What do we mean by 'the tongue and chewing kicks off digestion'? Your mouth and the many salivary glands located on and around the tongue are critical sites for the production of digestive enzymes necessary to break down carbohydrates and fats. Without salivary amylase and lingual lipase you wouldn't be able to absorb the nutrients. Although your pancreas also produces lipase, your mouth is the first line of defense that helps synthesize carbohydrates by transforming starch into sugar. If you suffer from dry mouth or your tongue has a coating, your taste buds become impaired and your body won't produce the enzymes and saliva needed for digestion. Recall when you smell something baking and your body automatically triggers an increase in saliva as it anticipates the taste of the delicious food.
When you scrape the tongue, you remove bacteria and some of the sticky film from the surface of the tongue which actually helps the taste buds more effectively do their job. Think about how hard it is to taste food when your mouth is dry. The act of gandusha or oil pulling and drinking water with pink Himalayan salt helps to deeply penetrate the tissues and cells of the gums, mouth and tongue locking in moisture and preventing dehydration in the mouth.
Using a high quality sesame oil may also fortify the teeth as sesame contains calcium. Gandusha is also thought to keep the pH of the mouth alkaline making it harder for bacteria to grow. This also reduces the erosion of enamel caused by acid because the oil neutralizes it. Coconut oil, for example, has a pH of 7 or 8 and bacteria growth and tooth demineralization occurs at a pH of around 5.5.
We offer three flavors of an all organic tooth powder supplied by a local Colorado small business called Bee-och.
Personally, I use tooth powder for my brushing routine. Largely because of the environmental impact (no plastic tube) and the related chemicals that seep into the paste ultimately making their way into our water supply and our precious bodies. But also because I feel the powder does a better job of scraping away plaque and stains.
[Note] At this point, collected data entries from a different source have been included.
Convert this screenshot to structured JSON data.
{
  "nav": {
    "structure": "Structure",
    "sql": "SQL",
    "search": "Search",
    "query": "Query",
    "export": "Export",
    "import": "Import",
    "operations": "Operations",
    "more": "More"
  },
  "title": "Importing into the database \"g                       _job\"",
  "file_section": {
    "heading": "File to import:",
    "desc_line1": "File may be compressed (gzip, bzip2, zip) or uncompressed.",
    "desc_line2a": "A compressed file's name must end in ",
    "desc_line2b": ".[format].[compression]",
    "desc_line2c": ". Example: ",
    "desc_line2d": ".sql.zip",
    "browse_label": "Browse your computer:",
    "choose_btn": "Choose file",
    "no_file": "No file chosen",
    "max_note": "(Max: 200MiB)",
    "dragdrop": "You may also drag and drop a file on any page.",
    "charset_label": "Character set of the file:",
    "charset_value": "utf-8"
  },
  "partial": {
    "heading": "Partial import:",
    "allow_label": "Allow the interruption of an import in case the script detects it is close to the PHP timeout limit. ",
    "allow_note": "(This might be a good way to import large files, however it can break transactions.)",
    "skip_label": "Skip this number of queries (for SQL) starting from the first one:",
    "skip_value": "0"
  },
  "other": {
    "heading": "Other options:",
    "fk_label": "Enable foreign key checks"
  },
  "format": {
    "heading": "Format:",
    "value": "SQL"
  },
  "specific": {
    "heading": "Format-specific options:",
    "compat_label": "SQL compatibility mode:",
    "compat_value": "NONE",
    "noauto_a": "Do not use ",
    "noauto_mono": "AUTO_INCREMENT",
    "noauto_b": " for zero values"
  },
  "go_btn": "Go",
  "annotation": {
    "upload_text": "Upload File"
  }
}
It's also the closest to how our ancestors may have lived. Most tooth powders contain only naturally occurring ingredients whereas many name brand tooth pastes have added chemicals for foaming, color, texture and more. (To understand the differences between tooth powder and toothpaste, try reading this article from Healthline.) Irrespective of your choice, Ayurveda recommends brushing thoroughly for at least two minutes followed by gargling or rinsing the mouth with warm water. This releases the bacteria from the mouth and prevents it from traveling into the GI system.
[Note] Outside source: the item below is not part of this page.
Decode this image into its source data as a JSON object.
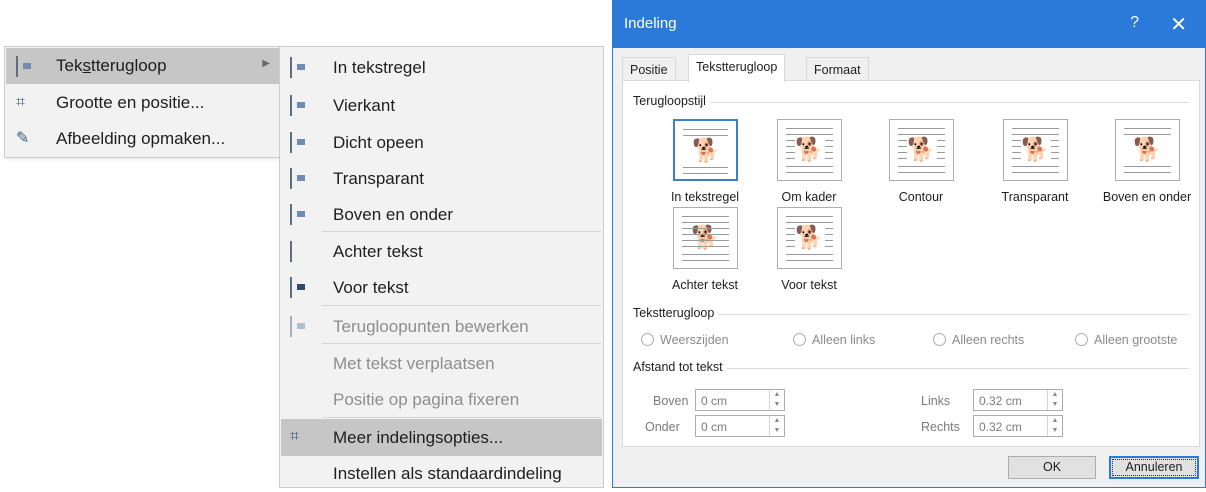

Many studies have revealed that early warning signs of disease can often first be seen in the mouth. With a regular oral routine and examinations by a dental practitioner, you dramatically reduce the risk of bacteria overgrowth and can rapidly identify areas of concern. You also help improve your digestion and the body's ability to absorb the nutrients from your food. In Ayurveda, we believe you are what you can't digest. If you can't digest, you exist in a state of discomfort or dis-ease. Adding time in your morning schedule to incorporate a 5500 year-old practice that offers better overall health is a great way to digest the richness of life.